Books

Caste Part II Questions for Book Club

I put these questions together for a book club discussion that I facilitated. Members of the book club that I was a part of took turns facilitating different sections, and Part II was my assignment. Feel free to use these questions if they are helpful for your own discussions and reflections. Caste: the Origins of Our Discontents (affiliate link) is a great book for mature and thoughtful discussions! Enjoy! – BWW

Caste: Part II – The Arbitrary Construction of Human Divisions

  • This past week, Isabel Wilkerson spoke at UAB on the book, Caste.  If you were able to attend (or if you have heard her speak at another event), what insights or questions were brought to the forefront of your mind? Were there any takeaways that you thought were noteworthy?  
  • Wilkerson discusses the relationship between the words caste (the rigid structure that exists in society) and cast (1. the role one is assigned in a play and 2. the casing used to immobilize a broken bone).  How effective is this discussion in developing the author’s thesis?

Slavery – Chapter 4

  • How does Wilkerson describe slavery: the “American innovation”, the “American institution created by and for the benefit of the elites…”?  Are there any poignant details that surprised you or that made you reassess your prior understanding of slavery?  (thinking: use of whipping and torture, separation of families, rape, oppressive work (hours and conditions), malnutrition, lack of property, etc.)
  • How long do you think that you could have survived as an enslaved person in the American south?
  • Regarding slavery, Wilkerson says that “Slavery is commonly dismissed as a ‘sad, dark, chapter’ in the country’s’ history” and goes on to say that “in the same way that individuals cannot move forward, become whole and healthy, unless they examine the domestic violence they witnessed as children or the alcoholism that runs in their family, the country cannot become whole until it confronts what was not a chapter in its history, but the basis of its economic and social order.”  To what extent do you agree with this argument?  What hinders us from simply moving on without sufficiently addressing this chapter in our country’s history?

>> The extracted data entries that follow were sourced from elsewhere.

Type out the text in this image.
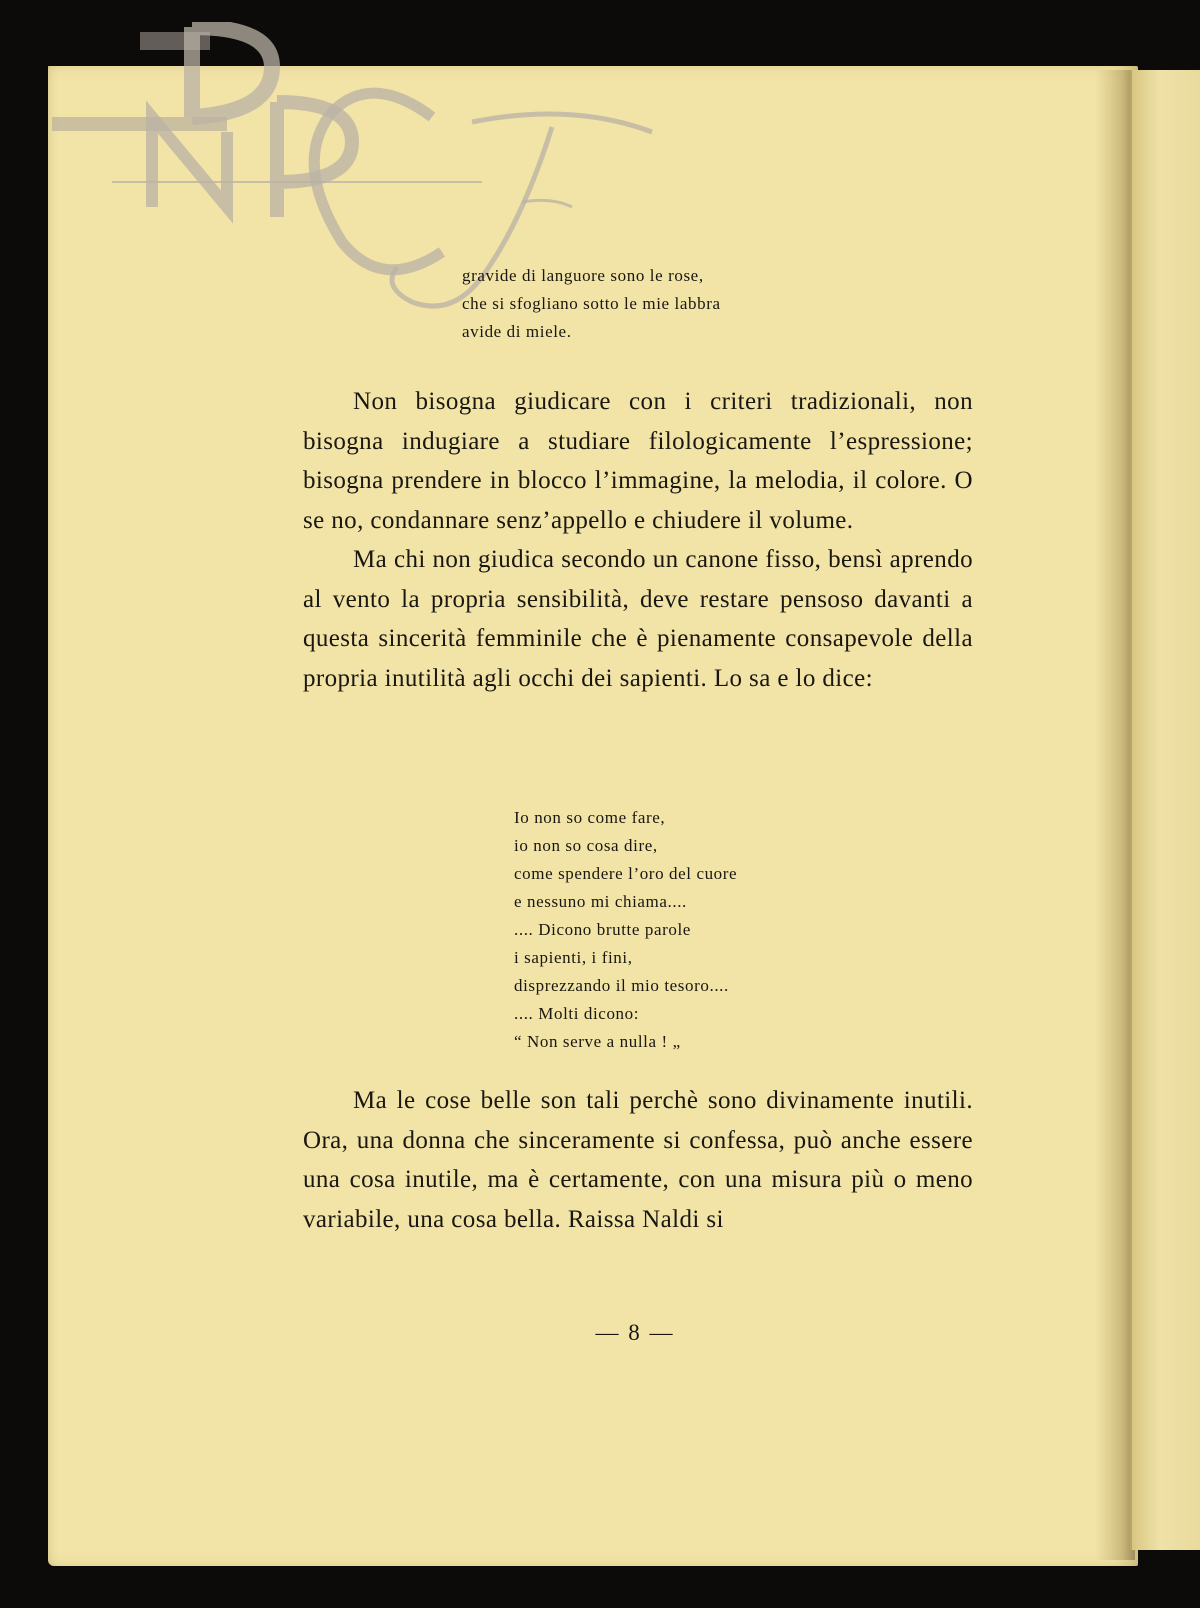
gravide di languore sono le rose,
che si sfogliano sotto le mie labbra
avide di miele.

Non bisogna giudicare con i criteri tradizionali, non bisogna indugiare a studiare filologicamente l’espressione; bisogna prendere in blocco l’immagine, la melodia, il colore. O se no, condannare senz’appello e chiudere il volume.

Ma chi non giudica secondo un canone fisso, bensì aprendo al vento la propria sensibilità, deve restare pensoso davanti a questa sincerità femminile che è pienamente consapevole della propria inutilità agli occhi dei sapienti. Lo sa e lo dice:

Io non so come fare,
io non so cosa dire,
come spendere l’oro del cuore
e nessuno mi chiama....
.... Dicono brutte parole
i sapienti, i fini,
disprezzando il mio tesoro....
.... Molti dicono:
“ Non serve a nulla ! „

Ma le cose belle son tali perchè sono divinamente inutili. Ora, una donna che sinceramente si confessa, può anche essere una cosa inutile, ma è certamente, con una misura più o meno variabile, una cosa bella. Raissa Naldi si

— 8 —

Anecdotes and Stories – Chapter 5

  • Regarding containers, Wilkerson says that “each of us is in a container of some kind…” that “signals to the world what is presumed to be inside and what is to be done with it”. Wilkerson weaves stories and anecdotes in this section to illustrate her points about caste and the containers in which we find ourselves (thinking: the story of Miss and Wilkerson’s own story of interviewing Chicago business owners for the New York Times).  What containers do you believe that you might have been put into?  How useful do you think the use of anecdotes and personal stories is in relating the experiences that we have lived?

Racism and Caste – Chapter 6

  • Wilkerson spends some time distinguishing between racism and caste.  How does she define each?  In what ways are they similar? In what ways are they different?
  • Do you believe that the dialogue about the legacy of race (and subsequent stratification, oppression, hatred, etc.) that we are having in our society today should exist at the level of racism or caste? Does it matter? Why? How does the lens that we use (racism vs. caste) change the conversation?

India – Chapter 7

  • What parallels does Wilkerson draw between the caste system in India and the caste system she identifies in the U.S.?  How are these systems similar? How do they differ?
  • Wilkerson indicates that some lower-caste Dalits in India felt a kinship with the American civil rights movement.  What do you think is at the root of this kinship?

I must admit that I went down a YouTube rabbit hole listening to different versions of We Shall Overcome.  This might be one of my favorite versions, and I also enjoyed the powerful unity of voices in the Morehouse College Glee Club’s version.  Finally, I learned a lot about the origins of the anthem in this video.

Germany – Chapter 8

  • What parallels does Wilkerson draw between the caste system in Nazi Germany and the caste system she identifies in the U.S.?  How are these systems similar? How do they differ?
  • Were you aware of the roots of Nazism in American racism and eugenics “research”?  How did Nazi’s use this construction of race to support their own system of identity-based separation? What elements did they keep?  Which did they discard?  Why?

Ash and Lynching – Chapter 9

  • Wilkerson illustrates several horrific vignettes of lynching.  How did you feel as you read these examples?  Did anything surprise you in her telling of these historical episodes?